“I never heard that such a thing was done. None of our people have that kind of learning.”
“Well, but you have schools and colleges, and you acquire knowledge, don’t you?”
“We have a few schools; but only the low-born children attend them, and they are taught only what their fathers learned. We do not try to know more. We reverence the past. It is a matter of pride among us to preserve the habits, the manners, the ideas, the social state which our fore-fathers had when they were sundered from their nation.”
“You live here pretty much as King Arthur and his subjects lived?”
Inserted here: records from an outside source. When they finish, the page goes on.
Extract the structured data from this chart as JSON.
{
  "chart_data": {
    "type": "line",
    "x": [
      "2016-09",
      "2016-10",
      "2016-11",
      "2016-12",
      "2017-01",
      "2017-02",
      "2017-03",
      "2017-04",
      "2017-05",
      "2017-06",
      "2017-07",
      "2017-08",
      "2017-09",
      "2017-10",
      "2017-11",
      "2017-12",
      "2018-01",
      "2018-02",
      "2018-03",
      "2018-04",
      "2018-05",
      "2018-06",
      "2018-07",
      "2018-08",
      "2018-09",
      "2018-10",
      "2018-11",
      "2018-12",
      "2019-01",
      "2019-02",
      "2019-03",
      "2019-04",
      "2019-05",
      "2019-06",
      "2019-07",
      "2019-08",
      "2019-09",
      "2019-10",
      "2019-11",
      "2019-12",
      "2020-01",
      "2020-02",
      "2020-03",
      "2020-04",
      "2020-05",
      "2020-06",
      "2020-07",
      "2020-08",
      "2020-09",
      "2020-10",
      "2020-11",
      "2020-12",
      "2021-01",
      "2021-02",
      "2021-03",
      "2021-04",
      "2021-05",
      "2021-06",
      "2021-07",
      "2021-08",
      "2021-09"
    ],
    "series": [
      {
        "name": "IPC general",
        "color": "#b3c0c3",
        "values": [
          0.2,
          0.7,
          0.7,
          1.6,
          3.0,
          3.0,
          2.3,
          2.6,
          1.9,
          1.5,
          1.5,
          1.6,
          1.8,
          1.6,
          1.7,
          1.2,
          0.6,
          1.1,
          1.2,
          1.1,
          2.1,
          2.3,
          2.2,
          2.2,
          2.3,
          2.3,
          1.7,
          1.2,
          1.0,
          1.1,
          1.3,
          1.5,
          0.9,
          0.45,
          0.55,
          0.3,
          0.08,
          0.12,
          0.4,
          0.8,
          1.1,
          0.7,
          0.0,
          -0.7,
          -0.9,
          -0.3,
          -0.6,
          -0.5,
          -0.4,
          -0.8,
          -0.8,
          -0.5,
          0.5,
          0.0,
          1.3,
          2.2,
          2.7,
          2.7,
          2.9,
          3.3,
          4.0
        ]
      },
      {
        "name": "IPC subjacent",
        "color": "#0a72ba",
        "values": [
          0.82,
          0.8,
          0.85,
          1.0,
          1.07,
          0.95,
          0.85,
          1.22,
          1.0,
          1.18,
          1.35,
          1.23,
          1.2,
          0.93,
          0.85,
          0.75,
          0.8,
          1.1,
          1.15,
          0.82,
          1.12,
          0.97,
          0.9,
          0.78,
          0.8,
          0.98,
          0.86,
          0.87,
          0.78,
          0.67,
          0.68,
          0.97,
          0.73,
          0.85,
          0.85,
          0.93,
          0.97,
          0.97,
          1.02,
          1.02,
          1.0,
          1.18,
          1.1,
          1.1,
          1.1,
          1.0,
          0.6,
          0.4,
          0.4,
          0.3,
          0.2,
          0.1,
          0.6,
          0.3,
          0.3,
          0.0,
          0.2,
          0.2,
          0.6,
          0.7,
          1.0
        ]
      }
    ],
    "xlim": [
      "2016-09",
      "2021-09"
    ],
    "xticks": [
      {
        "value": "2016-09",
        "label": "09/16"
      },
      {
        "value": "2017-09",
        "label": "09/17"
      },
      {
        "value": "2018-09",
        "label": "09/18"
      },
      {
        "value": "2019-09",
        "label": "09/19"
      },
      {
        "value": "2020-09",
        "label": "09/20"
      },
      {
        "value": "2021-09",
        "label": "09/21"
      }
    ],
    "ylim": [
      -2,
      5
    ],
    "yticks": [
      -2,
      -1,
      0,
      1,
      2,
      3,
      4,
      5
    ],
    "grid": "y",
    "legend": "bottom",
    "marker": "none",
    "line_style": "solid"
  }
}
“Yes. We have our chivalry; our knight errants; our tournaments; our castles—everything just as it was in the old time.”
“My dear,” said the Professor to Miss Baffin, “the wildest imagination could have conceived nothing like this. We shall be afforded an opportunity to study the middle ages on the spot.”
“Sometimes,” said the Hermit, gravely, “I have secret doubts whether our way is the best, whether in England and the rest of the world men may not have learned while we have remained ignorant; but I cannot tell. And no one would be willing to change if we could know the truth.”
“My friend,” said the Professor, with a look of compassion, “the world has gone far, far ahead of King Arthur’s time! It has almost forgotten that there ever was such a time. You would hardly believe me, at any rate you would not understand me, if I should tell you of the present state of things in the world. But if I stay here I will try to enlighten you gradually. I feel as if I had been sent here as a missionary for that very purpose.”
“Do you come from England?”
“Oh, no! I was going thither. I came from the United States. You never heard of them, of course. They are a land right across the ocean from England, about three thousand miles.”